SKETCH: The Financial (Mis)Conduct Authority mdi-fullscreen

Goldman Sachs despise JP Morgan who despise Morgan Stanley, they collectively despise every other professional in their essential, unlovely industry.

But all of them, high low, bust or booming, reserve their special contumely for their overseers, their authorities.

What unique quality of loser would leave a working bank and become a regulator?

The Financial Conduct Authority turned up at Margaret Hodge’s committee to show us. Even in regulatory circles these are thought to set entirely new standards of uselessness.

They make Donovan look like Herman Goering.

Mrs Hodge opened up by asking about the “unbelievable jump” in the share value of Royal Mail immediately after launch. CEO Martin Wheatley (salary package £650,000) told us blandly that IPOs are typically priced to go and that we usually see some increase in the price, but yes, the the Royal Mail hike was certainly at the top end of that sort of increase.

Mrs Hodge read out figures from the NAO report. IPO premiums were generally of the order of 16 or 17 per cent – half, or as it might be said, “HALF!” the Royal Mail increase.

This wasn’t “at the top end” of a scale it was a different scale altogether.

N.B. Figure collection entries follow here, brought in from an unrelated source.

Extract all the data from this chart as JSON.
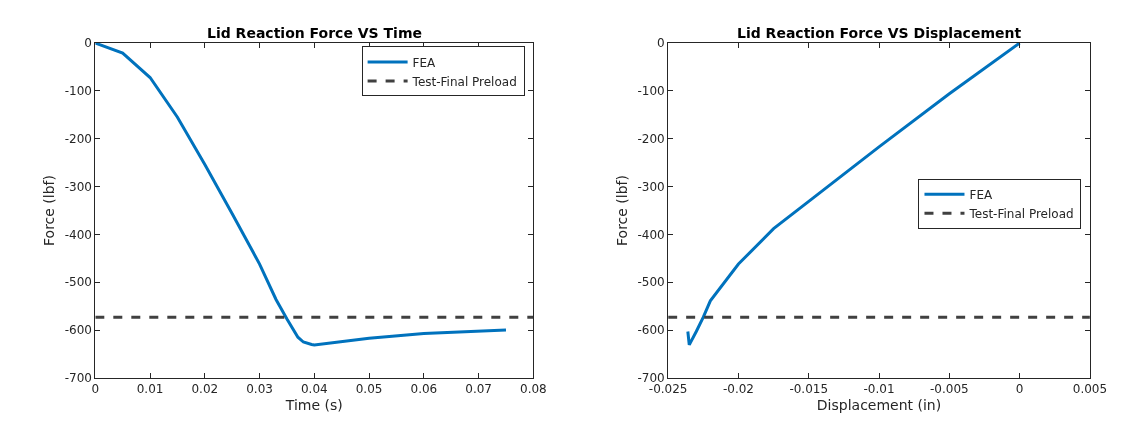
{
  "chart_data": [
    {
      "type": "line",
      "title": "Lid Reaction Force VS Time",
      "xlabel": "Time (s)",
      "ylabel": "Force (lbf)",
      "xlim": [
        0,
        0.08
      ],
      "xticks": [
        0,
        0.01,
        0.02,
        0.03,
        0.04,
        0.05,
        0.06,
        0.07,
        0.08
      ],
      "ylim": [
        -700,
        0
      ],
      "yticks": [
        -700,
        -600,
        -500,
        -400,
        -300,
        -200,
        -100,
        0
      ],
      "legend": "top right",
      "marker": "none",
      "series": [
        {
          "name": "FEA",
          "color": "#0072bd",
          "line_style": "solid",
          "x": [
            0,
            0.005,
            0.01,
            0.015,
            0.02,
            0.025,
            0.03,
            0.033,
            0.035,
            0.037,
            0.038,
            0.0395,
            0.04,
            0.05,
            0.06,
            0.075
          ],
          "values": [
            0,
            -21,
            -72,
            -155,
            -254,
            -357,
            -462,
            -536,
            -577,
            -615,
            -625,
            -630,
            -631,
            -617,
            -607,
            -600
          ]
        }
      ],
      "ref_lines": [
        {
          "axis": "y",
          "value": -573,
          "label": "Test-Final Preload",
          "color": "#404040",
          "line_style": "dashed"
        }
      ]
    },
    {
      "type": "line",
      "title": "Lid Reaction Force VS Displacement",
      "xlabel": "Displacement (in)",
      "ylabel": "Force (lbf)",
      "xlim": [
        -0.025,
        0.005
      ],
      "xticks": [
        -0.025,
        -0.02,
        -0.015,
        -0.01,
        -0.005,
        0,
        0.005
      ],
      "ylim": [
        -700,
        0
      ],
      "yticks": [
        -700,
        -600,
        -500,
        -400,
        -300,
        -200,
        -100,
        0
      ],
      "legend": "right",
      "marker": "none",
      "series": [
        {
          "name": "FEA",
          "color": "#0072bd",
          "line_style": "solid",
          "x": [
            0,
            -0.005,
            -0.01,
            -0.0125,
            -0.015,
            -0.0175,
            -0.02,
            -0.022,
            -0.0225,
            -0.023,
            -0.0235,
            -0.0236
          ],
          "values": [
            0,
            -106,
            -217,
            -274,
            -331,
            -388,
            -462,
            -539,
            -573,
            -603,
            -631,
            -603
          ]
        }
      ],
      "ref_lines": [
        {
          "axis": "y",
          "value": -573,
          "label": "Test-Final Preload",
          "color": "#404040",
          "line_style": "dashed"
        }
      ]
    }
  ]
}
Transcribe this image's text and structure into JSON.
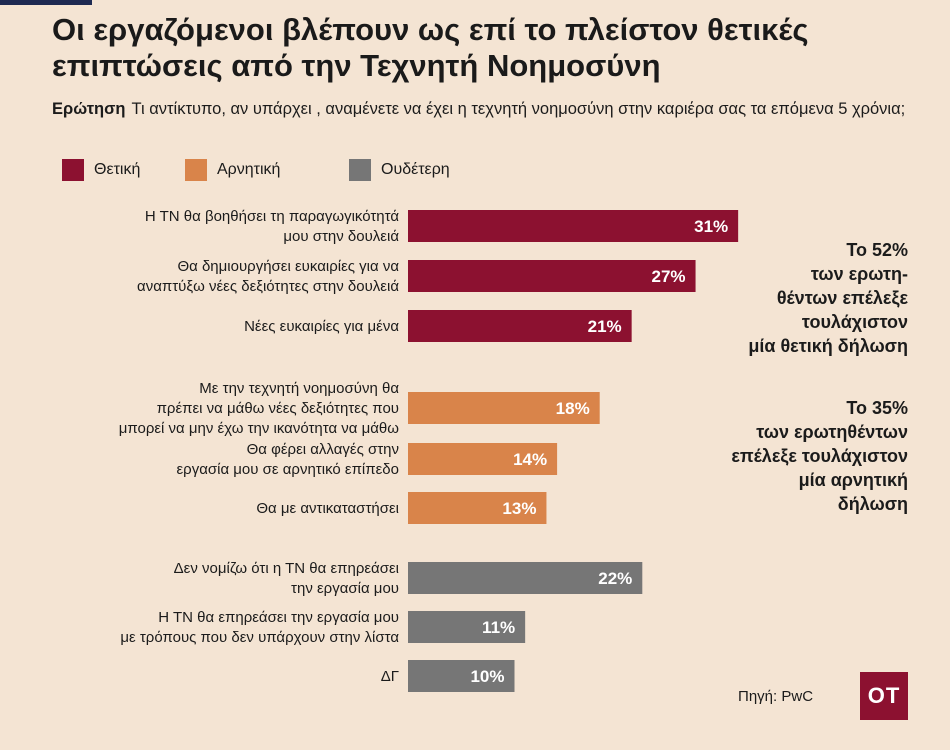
{
  "title": "Οι εργαζόμενοι βλέπουν ως επί το πλείστον θετικές επιπτώσεις από την Τεχνητή Νοημοσύνη",
  "question": {
    "label": "Ερώτηση",
    "text": "Τι αντίκτυπο, αν υπάρχει , αναμένετε να έχει η τεχνητή νοημοσύνη στην καριέρα σας τα επόμενα 5 χρόνια;"
  },
  "legend": [
    {
      "label": "Θετική",
      "color": "#8c1130"
    },
    {
      "label": "Αρνητική",
      "color": "#d9844a"
    },
    {
      "label": "Ουδέτερη",
      "color": "#767676"
    }
  ],
  "annotations": {
    "positive": [
      "Το 52%",
      "των ερωτη-",
      "θέντων επέλεξε",
      "τουλάχιστον",
      "μία θετική δήλωση"
    ],
    "negative": [
      "Το 35%",
      "των ερωτηθέντων",
      "επέλεξε τουλάχιστον",
      "μία αρνητική",
      "δήλωση"
    ]
  },
  "source": "Πηγή: PwC",
  "logo": "OT",
  "chart_data": {
    "type": "bar",
    "orientation": "horizontal",
    "unit": "%",
    "categories": [
      [
        "Η ΤΝ  θα βοηθήσει τη παραγωγικότητά",
        "μου στην δουλειά"
      ],
      [
        "Θα δημιουργήσει ευκαιρίες για να",
        "αναπτύξω νέες δεξιότητες στην δουλειά"
      ],
      [
        "Νέες ευκαιρίες για μένα"
      ],
      [
        "Με την τεχνητή νοημοσύνη  θα",
        "πρέπει να μάθω νέες δεξιότητες που",
        "μπορεί να μην έχω την ικανότητα να μάθω"
      ],
      [
        "Θα φέρει αλλαγές στην",
        "εργασία μου σε αρνητικό επίπεδο"
      ],
      [
        "Θα με αντικαταστήσει"
      ],
      [
        "Δεν νομίζω ότι η ΤΝ θα επηρεάσει",
        "την εργασία μου"
      ],
      [
        "Η ΤΝ θα επηρεάσει την εργασία μου",
        "με τρόπους που δεν υπάρχουν στην λίστα"
      ],
      [
        "ΔΓ"
      ]
    ],
    "values": [
      31,
      27,
      21,
      18,
      14,
      13,
      22,
      11,
      10
    ],
    "value_labels": [
      "31%",
      "27%",
      "21%",
      "18%",
      "14%",
      "13%",
      "22%",
      "11%",
      "10%"
    ],
    "groups": [
      "Θετική",
      "Θετική",
      "Θετική",
      "Αρνητική",
      "Αρνητική",
      "Αρνητική",
      "Ουδέτερη",
      "Ουδέτερη",
      "Ουδέτερη"
    ],
    "xlim": [
      0,
      100
    ],
    "grid": false,
    "legend_position": "top-left"
  }
}
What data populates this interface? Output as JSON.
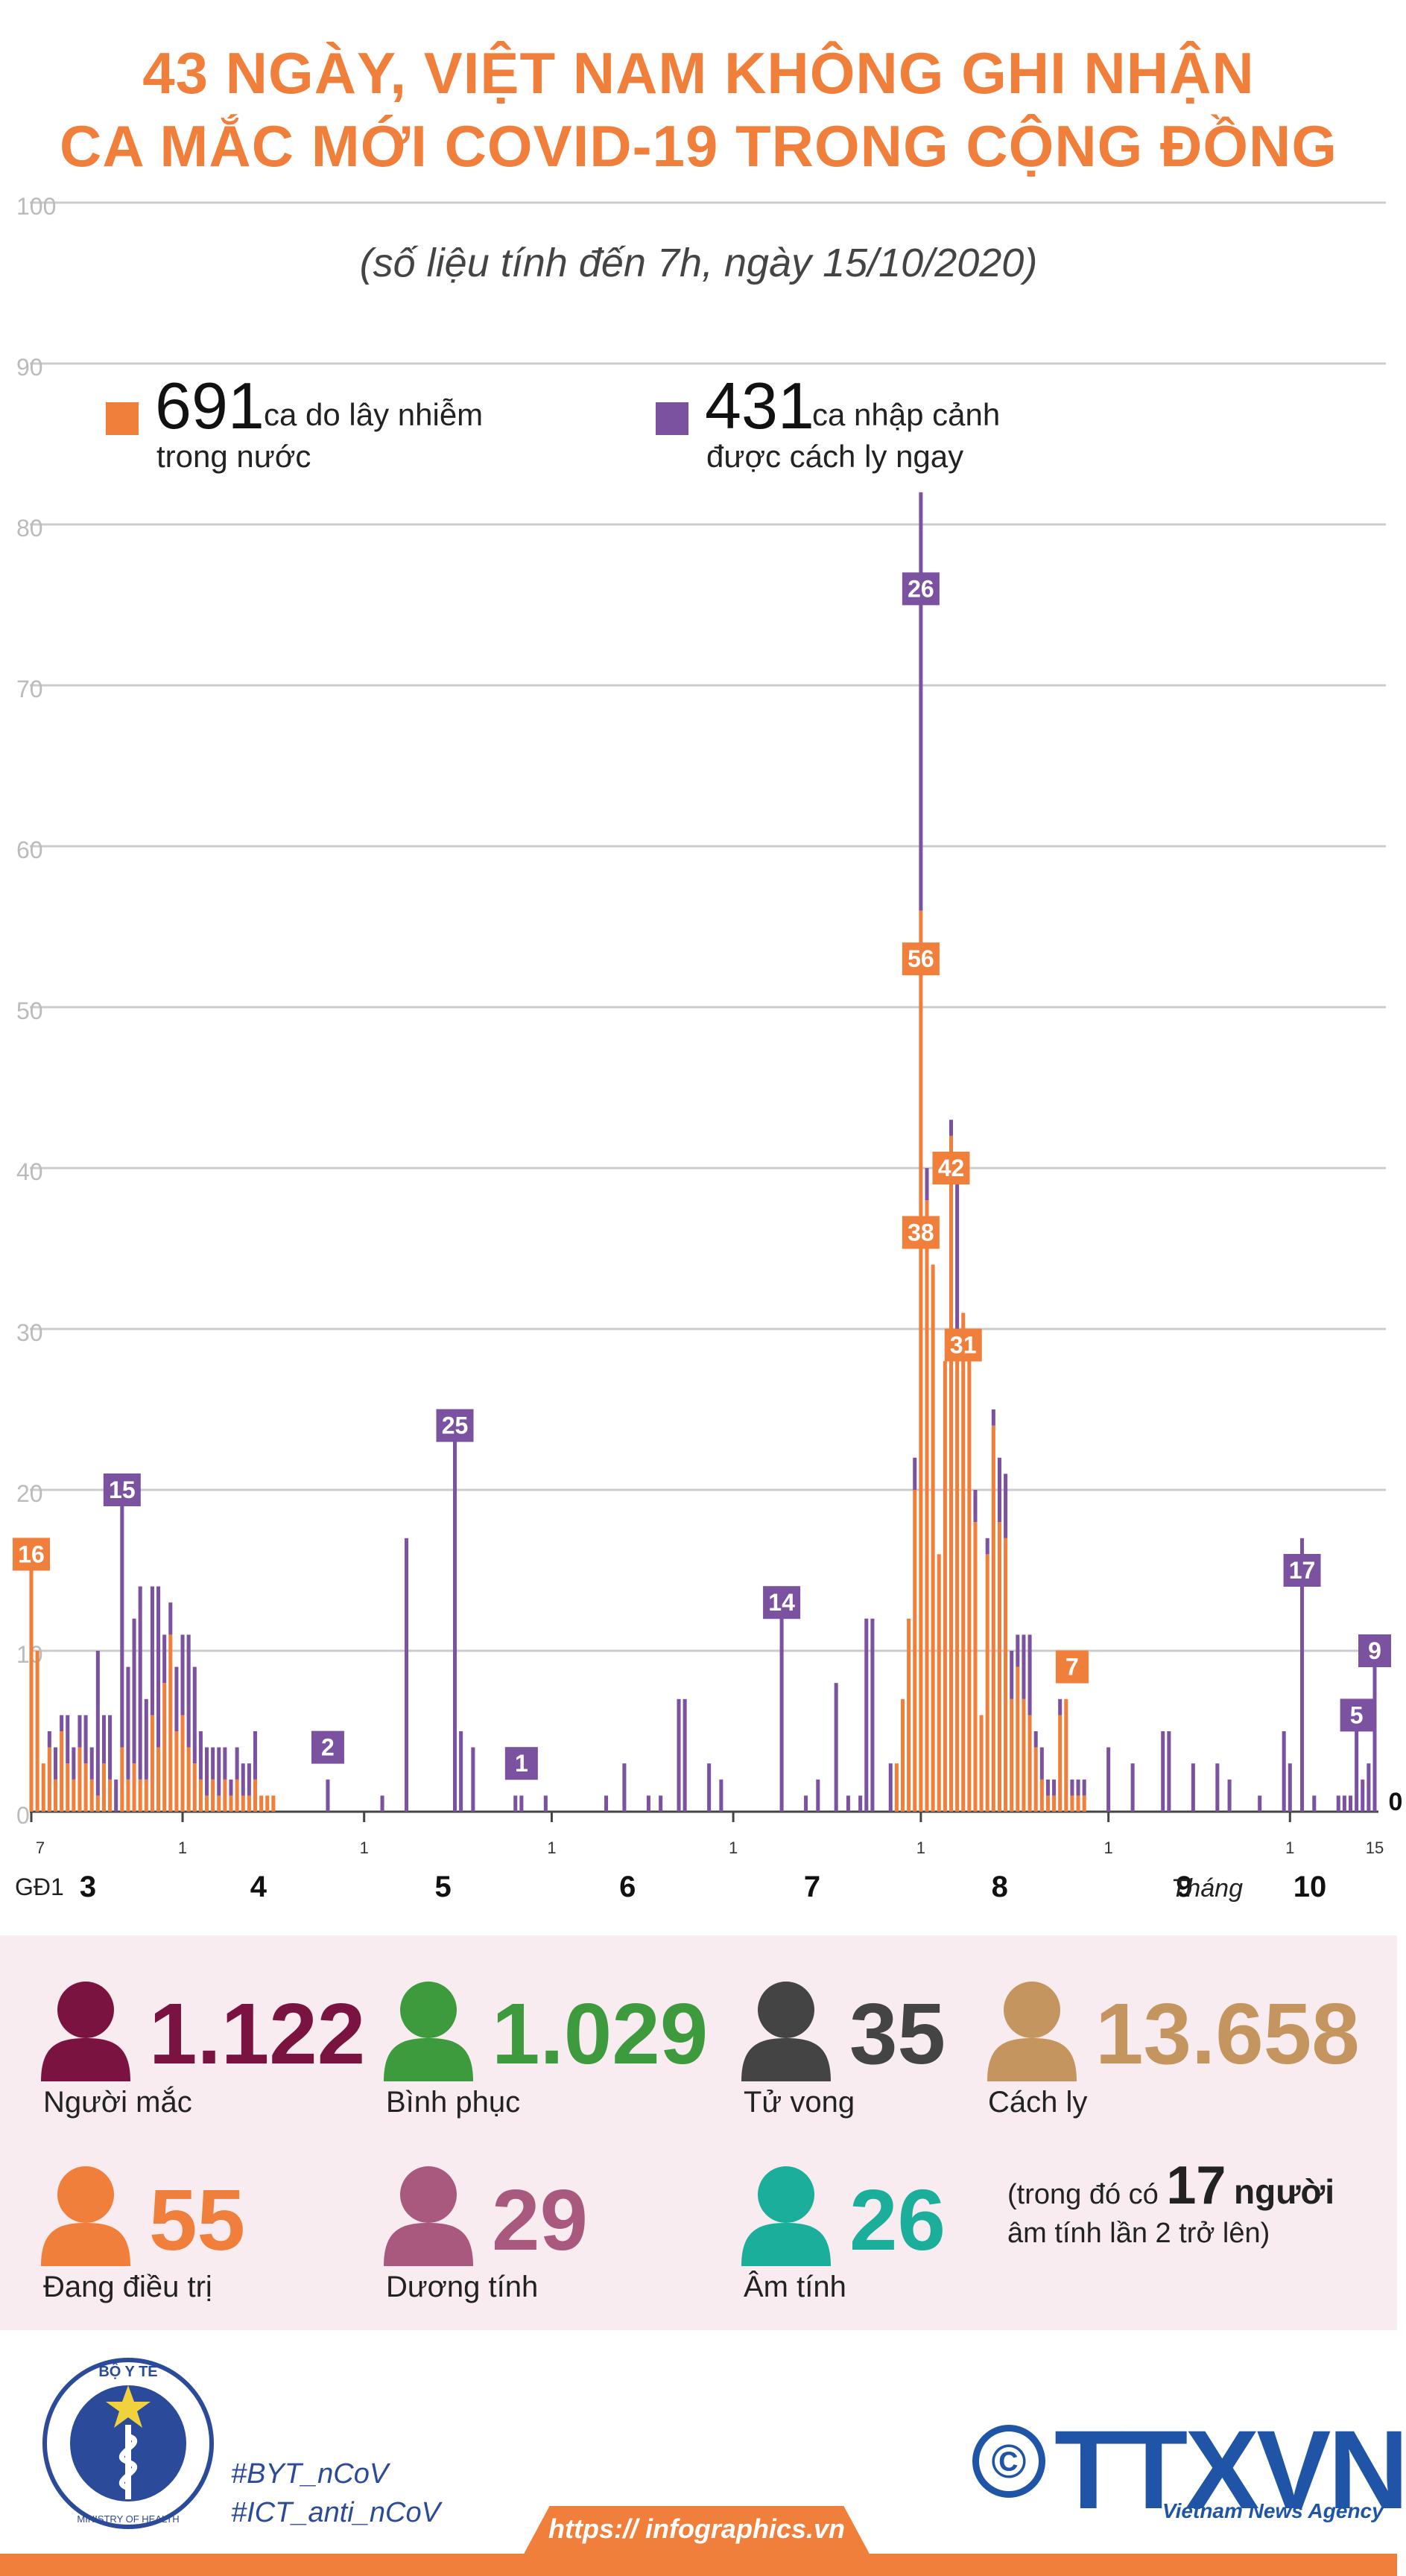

However, Wheatley averred, it wasn’t evidence of the sort of financial conduct the Financial Conduct Authority would investigate.

So, what would arouse his investigatory instincts? “Unexplained share movements,” he said. But clearly not a share movement twice the IPO average. So, what level of share movement would it require? He wouldn’t put a figure on it. The context was important. And in explaining the context he said that it wasn’t about share price movement.

“You said it was,” Mrs Hodge said.

“No, I didn’t,” he replied.

That was below his standard. When Richard Bacon said, “You have an obligation to monitor,” he shot it back down the tramlines, “We have an obligation to review.” That’s the £650,000 mind at work.

In any event, whether monitoring or reviewing, did the Financial Conduct Authority look at whether the advisers on the price of the offering gave a large number of shares to their colleagues in the same company?

“We do supervise flows of information between the arms of the bank,” he said.

What balderdash. He can’t believe it.

Why hadn’t he investigated? There was no evidence of a regulatory breach.

“But to make that judgement, you’d have to know who made the killing on Day 1,” Mrs Hodge said. She might have nailed him at any point in her interrogation. I’m starting to have doubts about Mrs Hodge. She may lack sadism.

On we went. There was the fact that the advisers knew the sale was massively oversubscribed (£33bn of orders for £2bn of shares) and yet they told the Department a week before the offering they should by no means raise the price. It would spoil the momentum, they said. It would create uncertainty.

And so, massive allocations went to the advisers’ firms who had given “firm but non-binding undertakings” to hold onto the shares for the medium term. Half the asset managers sold everything in weeks as the price soared.

It wasn’t financial conduct worthy of investigation.

And because there was no investigation, there was no evidence, he said again.

Anne Macguire put it neatly: “You don’t know what you don’t know because you don’t want to know it.”

It must be said though, the committee didn’t really nail the charges into the hide of these fellows. They need much more money, to hire researchers and analysts, and a QC to conduct certain questioning.

If these quango costs are ever to come down, the cost of politics is going to have to go up.